The given equation θ = 10 + 4t - 2t² is compared to the standard kinematic equation θ = θ₀ + ω₀t + (1/2)αt². By matching the terms, we find θ₀ = 10 rad, ω₀ = 4 rad/s, and (1/2)α = -2 rad/s². Solving for α gives α = -4 rad/s².

A centrifuge accelerates from rest with a constant angular acceleration of 5.0 rad/s². What is its angular displacement after it has reached an angular velocity of 20 rad/s?

A) 20 rad

B) 40 rad

C) 80 rad

D) 100 rad

Correct Answer: B

This is a two-step problem. First, find the time it takes to reach the final velocity using ω = ω₀ + αt. Given ω = 20 rad/s, ω₀ = 0, and α = 5.0 rad/s², we have 20 = 0 + 5.0t, which gives t = 4.0 s. Next, use this time to find the angular displacement with θ = θ₀ + ω₀t + (1/2)αt². The displacement is Δθ = θ - θ₀ = ω₀t + (1/2)αt². Plugging in the values: Δθ = (0)(4.0) + (1/2)(5.0)(4.0)² = 0.5 * 5.0 * 16 = 40 rad.
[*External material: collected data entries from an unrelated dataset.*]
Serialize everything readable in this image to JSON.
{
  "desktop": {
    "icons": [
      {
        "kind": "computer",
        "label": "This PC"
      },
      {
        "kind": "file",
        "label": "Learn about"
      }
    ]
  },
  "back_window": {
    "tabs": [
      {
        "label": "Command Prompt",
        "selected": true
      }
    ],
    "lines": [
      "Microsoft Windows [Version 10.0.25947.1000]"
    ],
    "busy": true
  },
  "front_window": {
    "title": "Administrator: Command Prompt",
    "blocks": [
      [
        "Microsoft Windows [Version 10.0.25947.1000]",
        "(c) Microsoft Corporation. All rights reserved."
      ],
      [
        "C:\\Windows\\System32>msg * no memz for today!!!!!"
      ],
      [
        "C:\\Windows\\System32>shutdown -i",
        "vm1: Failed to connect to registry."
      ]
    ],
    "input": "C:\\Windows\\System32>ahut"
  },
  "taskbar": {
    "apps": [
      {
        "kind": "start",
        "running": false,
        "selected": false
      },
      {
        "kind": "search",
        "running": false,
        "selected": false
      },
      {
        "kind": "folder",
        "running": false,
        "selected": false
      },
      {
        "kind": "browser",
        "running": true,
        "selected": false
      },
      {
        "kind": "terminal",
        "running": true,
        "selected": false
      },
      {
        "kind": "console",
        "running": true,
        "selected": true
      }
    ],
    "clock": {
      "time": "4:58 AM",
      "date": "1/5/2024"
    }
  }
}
The angular velocity of a propeller is given by ω(t) = 15 - 3t². Which statement correctly describes the angular acceleration α of the propeller for t > 0?

A) The angular acceleration is constant.

B) The angular acceleration is zero at all times.

C) The magnitude of the angular acceleration is increasing with time.

D) The magnitude of the angular acceleration is decreasing with time.

Correct Answer: C

Angular acceleration is the time derivative of angular velocity: α = dω/dt. Taking the derivative of ω(t) = 15 - 3t² gives α(t) = -6t. The magnitude of the acceleration is |α(t)| = 6t. As time t increases for t > 0, the magnitude of the angular acceleration increases linearly.

A merry-go-round is spinning with a constant positive angular velocity ω₀. At time t=0, the operator applies a brake that provides a constant negative angular acceleration, which has a magnitude of α. Which equation correctly describes the angular displacement Δθ of the merry-go-round for t>0 until it stops, assuming Δθ is measured from its position at t=0?

A) Δθ = ω₀t + (1/2)αt²

B) Δθ = ω₀t - (1/2)αt²

C) Δθ = -(1/2)αt²

D) Δθ = ω₀ + αt

Correct Answer: B

The general equation for angular displacement under constant acceleration is θ = θ₀ + ω₀t + (1/2)α_actual*t². The displacement is Δθ = θ - θ₀ = ω₀t + (1/2)α_actual*t². The problem states the initial angular velocity is ω₀ and the acceleration is negative with magnitude α, so α_actual = -α. Substituting this into the equation gives Δθ = ω₀t + (1/2)(-α)t², which simplifies to Δθ = ω₀t - (1/2)αt².